Maruja Mallo recibió la Medalla de Oro al Mérito en las Bellas Artes en 1982 y en nuestra tierra en el 91, la Medalla de Galicia, concedida por la Xunta de Galicia. Es la más alta condecoración, una distinción de honor que se concede a personas o instituciones por sus méritos al servicio de nuestra tierra. Su entrega coincide con el 25 de julio, el Día de Galicia.
También marcó un hito que hizo el ganarse el apodo de la «Sinsombreros» porque en época de recato el no llevarlo era de mala educación. Ella incitó al grupo a quitárselos y dejar volar las ideas.
Así lo contaba en una entrevista para Televisión Española «una vez, paseando por la Puerta del Sol con Dalí, Lorca y Margarita Manso, decidimos quitarnos el sombrero. La gente que había en la plaza en aquel momento empezó a apedrearnos»
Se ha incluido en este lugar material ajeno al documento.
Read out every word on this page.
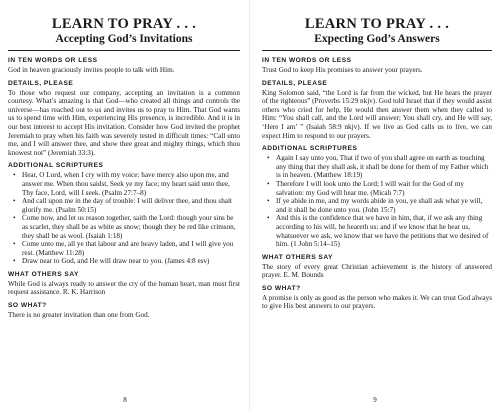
LEARN TO PRAY . . .

Accepting God’s Invitations

IN TEN WORDS OR LESS

God in heaven graciously invites people to talk with Him.

DETAILS, PLEASE

To those who request our company, accepting an invitation is a common courtesy. What’s amazing is that God—who created all things and controls the universe—has reached out to us and invites us to pray to Him. That God wants us to spend time with Him, experiencing His presence, is incredible. And it is in our best interest to accept His invitation. Consider how God invited the prophet Jeremiah to pray when his faith was severely tested in difficult times: “Call unto me, and I will answer thee, and show thee great and mighty things, which thou knowest not” (Jeremiah 33:3).

ADDITIONAL SCRIPTURES
• Hear, O Lord, when I cry with my voice: have mercy also upon me, and answer me. When thou saidst, Seek ye my face; my heart said unto thee, Thy face, Lord, will I seek. (Psalm 27:7–8)
• And call upon me in the day of trouble: I will deliver thee, and thou shalt glorify me. (Psalm 50:15)
• Come now, and let us reason together, saith the Lord: though your sins be as scarlet, they shall be as white as snow; though they be red like crimson, they shall be as wool. (Isaiah 1:18)
• Come unto me, all ye that labour and are heavy laden, and I will give you rest. (Matthew 11:28)
• Draw near to God, and He will draw near to you. (James 4:8 esv)
WHAT OTHERS SAY

While God is always ready to answer the cry of the human heart, man must first request assistance. R. K. Harrison

SO WHAT?

There is no greater invitation than one from God.

8

LEARN TO PRAY . . .

Expecting God’s Answers

IN TEN WORDS OR LESS

Trust God to keep His promises to answer your prayers.

DETAILS, PLEASE

King Solomon said, “the Lord is far from the wicked, but He hears the prayer of the righteous” (Proverbs 15:29 nkjv). God told Israel that if they would assist others who cried for help, He would then answer them when they called to Him: “You shall call, and the Lord will answer; You shall cry, and He will say, ‘Here I am’ ” (Isaiah 58:9 nkjv). If we live as God calls us to live, we can expect Him to respond to our prayers.

ADDITIONAL SCRIPTURES
• Again I say unto you, That if two of you shall agree on earth as touching any thing that they shall ask, it shall be done for them of my Father which is in heaven. (Matthew 18:19)
• Therefore I will look unto the Lord; I will wait for the God of my salvation: my God will hear me. (Micah 7:7)
• If ye abide in me, and my words abide in you, ye shall ask what ye will, and it shall be done unto you. (John 15:7)
• And this is the confidence that we have in him, that, if we ask any thing according to his will, he heareth us: and if we know that he hear us, whatsoever we ask, we know that we have the petitions that we desired of him. (1 John 5:14–15)
WHAT OTHERS SAY

The story of every great Christian achievement is the history of answered prayer. E. M. Bounds

SO WHAT?

A promise is only as good as the person who makes it. We can trust God always to give His best answers to our prayers.

9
Le marcó la manifestación del 1 de mayo y contaba Maruja: «Me encontré con unos labradores que venían desde Tarancón portando un pan como si de una eucaristía se tratase.» Aquello le marcó tanto que dedicaría una serie de obras al proletariado en las que el trigo sería el centro de la obra. En 1939 pinta su obra más importante: “El canto de la espiga”.